Sono ormai diventata un'affezionata frequentatrice del cinema Troisi, anche per la possibilità di partecipare a presentazione e dibattiti che riguardano i film in programmazione.
In questo caso, in occasione della Giornata della memoria, è prevista la proiezione del film Quel giorno tu sarai di Kornél Mundruczó, la cui sceneggiatura è stata scritta da Kata Wéber, autrice ungherese di madre ebrea, nonché moglie del regista.
Al dibattito/presentazione che precede il film, organizzato dalla rivista e il Centro Studi Confronti e dall'Associazione Piccolo America, partecipano la stessa sceneggiatrice (in video-collegamento), il regista e sceneggiatore Alberto Caviglia, la filosofa Raffaella Di Castro, la giornalista e scrittrice Lia Tagliacozzo, moderati da Michele Lipori. Viene anche proiettato un videomessaggio registrato della scrittrice ungherese Edith Bruck, sopravvissuta ai campi di sterminio e vincitrice del Premio Strega Giovani 2021 con il libro Il pane perduto. Il dibattito è interessante, anche se è parecchio disturbato da problemi di collegamento con la Webér cosicché risulta un po' meno coinvolgente di quanto avrebbe potuto essere.
Il film di Mundruczó, regista già conosciuto in Italia per la precedente pellicola Pieces of a woman (che però io non ho visto), racconta la storia dell'eredità della Shoah su tre generazioni, quella di Éva (miracolosamente ritrovata, piccolissima, in un campo di concentramento dopo l'arrivo dei russi), quella di Léna, la figlia di Éva (arrivata a Budapest per accudire la madre ormai anziana), e quella di Jonas, il figlio adolescente con cui Léna vive a Berlino.
Il tema centrale del film è certamente quello della memoria, strettamente connesso a quello dell'eredità della Shoah attraverso le generazioni, tema tra l'altro molto sensibile in un momento in cui i testimoni oculari dell'Olocausto sono rimasti in pochi e nel giro di qualche anno non ci saranno più.
Quel giorno tu sarai parla anche di questo, mostrando come - allontanandosi da Éva, che porta con sé i propri ricordi ma soprattutto i racconti di coloro che nella sua generazione hanno vissuto l'orrore dei campi di concentramento - il significato dell'essere ebrei e di quello che la Shoah ha rappresentato per loro comincia ad affievolirsi e ad essere percepito come un peso di cui liberarsi, più che come una vicenda collettiva di cui coltivare la memoria.
Mundruczó sceglie una forma cinematografica peculiare per comunicare questo processo: innanzitutto un formato piuttosto stretto dello schermo (una specie di 4:3) e in secondo luogo tre lunghissimi piani sequenza, che nelle tre parti del racconto non si staccano un attimo dai protagonisti e non danno respiro allo spettatore.

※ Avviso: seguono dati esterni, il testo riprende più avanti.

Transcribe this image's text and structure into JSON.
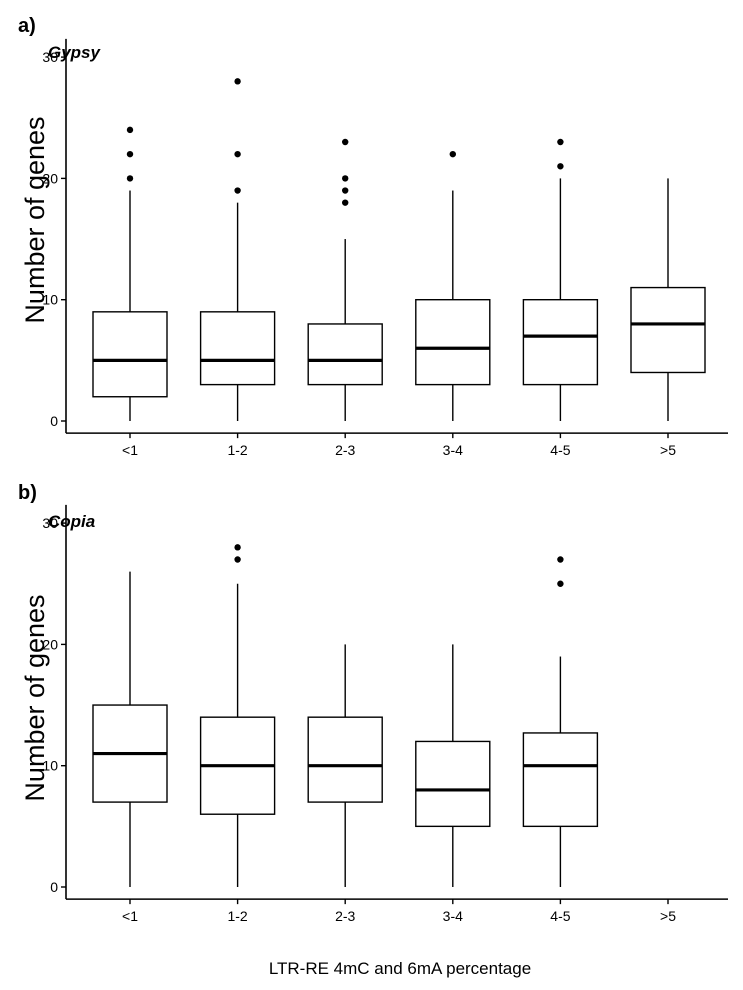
{
  "figure": {
    "xlabel": "LTR-RE 4mC and 6mA percentage"
  },
  "chart_data": [
    {
      "type": "box",
      "panel_label": "a)",
      "title": "Gypsy",
      "ylabel": "Number of genes",
      "ylim": [
        -1,
        31.5
      ],
      "yticks": [
        0,
        10,
        20,
        30
      ],
      "categories": [
        "<1",
        "1-2",
        "2-3",
        "3-4",
        "4-5",
        ">5"
      ],
      "boxes": [
        {
          "category": "<1",
          "whisker_low": 0,
          "q1": 2,
          "median": 5,
          "q3": 9,
          "whisker_high": 19,
          "outliers": [
            20,
            22,
            24
          ]
        },
        {
          "category": "1-2",
          "whisker_low": 0,
          "q1": 3,
          "median": 5,
          "q3": 9,
          "whisker_high": 18,
          "outliers": [
            19,
            22,
            28
          ]
        },
        {
          "category": "2-3",
          "whisker_low": 0,
          "q1": 3,
          "median": 5,
          "q3": 8,
          "whisker_high": 15,
          "outliers": [
            18,
            19,
            20,
            23
          ]
        },
        {
          "category": "3-4",
          "whisker_low": 0,
          "q1": 3,
          "median": 6,
          "q3": 10,
          "whisker_high": 19,
          "outliers": [
            22
          ]
        },
        {
          "category": "4-5",
          "whisker_low": 0,
          "q1": 3,
          "median": 7,
          "q3": 10,
          "whisker_high": 20,
          "outliers": [
            21,
            23
          ]
        },
        {
          "category": ">5",
          "whisker_low": 0,
          "q1": 4,
          "median": 8,
          "q3": 11,
          "whisker_high": 20,
          "outliers": []
        }
      ]
    },
    {
      "type": "box",
      "panel_label": "b)",
      "title": "Copia",
      "ylabel": "Number of genes",
      "ylim": [
        -1,
        31.5
      ],
      "yticks": [
        0,
        10,
        20,
        30
      ],
      "categories": [
        "<1",
        "1-2",
        "2-3",
        "3-4",
        "4-5",
        ">5"
      ],
      "boxes": [
        {
          "category": "<1",
          "whisker_low": 0,
          "q1": 7,
          "median": 11,
          "q3": 15,
          "whisker_high": 26,
          "outliers": []
        },
        {
          "category": "1-2",
          "whisker_low": 0,
          "q1": 6,
          "median": 10,
          "q3": 14,
          "whisker_high": 25,
          "outliers": [
            27,
            28
          ]
        },
        {
          "category": "2-3",
          "whisker_low": 0,
          "q1": 7,
          "median": 10,
          "q3": 14,
          "whisker_high": 20,
          "outliers": []
        },
        {
          "category": "3-4",
          "whisker_low": 0,
          "q1": 5,
          "median": 8,
          "q3": 12,
          "whisker_high": 20,
          "outliers": []
        },
        {
          "category": "4-5",
          "whisker_low": 0,
          "q1": 5,
          "median": 10,
          "q3": 12.7,
          "whisker_high": 19,
          "outliers": [
            25,
            27
          ]
        },
        {
          "category": ">5",
          "whisker_low": null,
          "q1": null,
          "median": null,
          "q3": null,
          "whisker_high": null,
          "outliers": []
        }
      ]
    }
  ]
}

Sceneggiatrice e regista scelgono inoltre immagini forti (penso soprattutto a quella iniziale dei soldati che ripuliscono una delle celle del campo di concentramento) e molti simboli, primo fra tutti quello dell'acqua, protagonista sia nel primo capitolo che nel secondo, simbolo di purificazione. Anche nel terzo capitolo non mancano passaggi narrativi simbolici: Jonas che si toglie l'ultimo dente da latte, Jonas che indossa maschere di mostri, Jonas che si innamora di una ragazzina immigrata.
Per quanto mi riguarda, pur apprezzando la confezione stilistica del film e la forza di alcuni suoi contenuti, sono rimasta un po' interdetta dalla semplificazione operata in termini di simboli, oltre ad aver faticato parecchio in termini di attenzione in alcuni passaggi secondo me un po' ripetitivi.
Credo sia soprattutto questione di cultura cinematografica e di scelte narrative che sento meno vicine alla mia sensibilità e con cui faccio fatica a entrare in sintonia.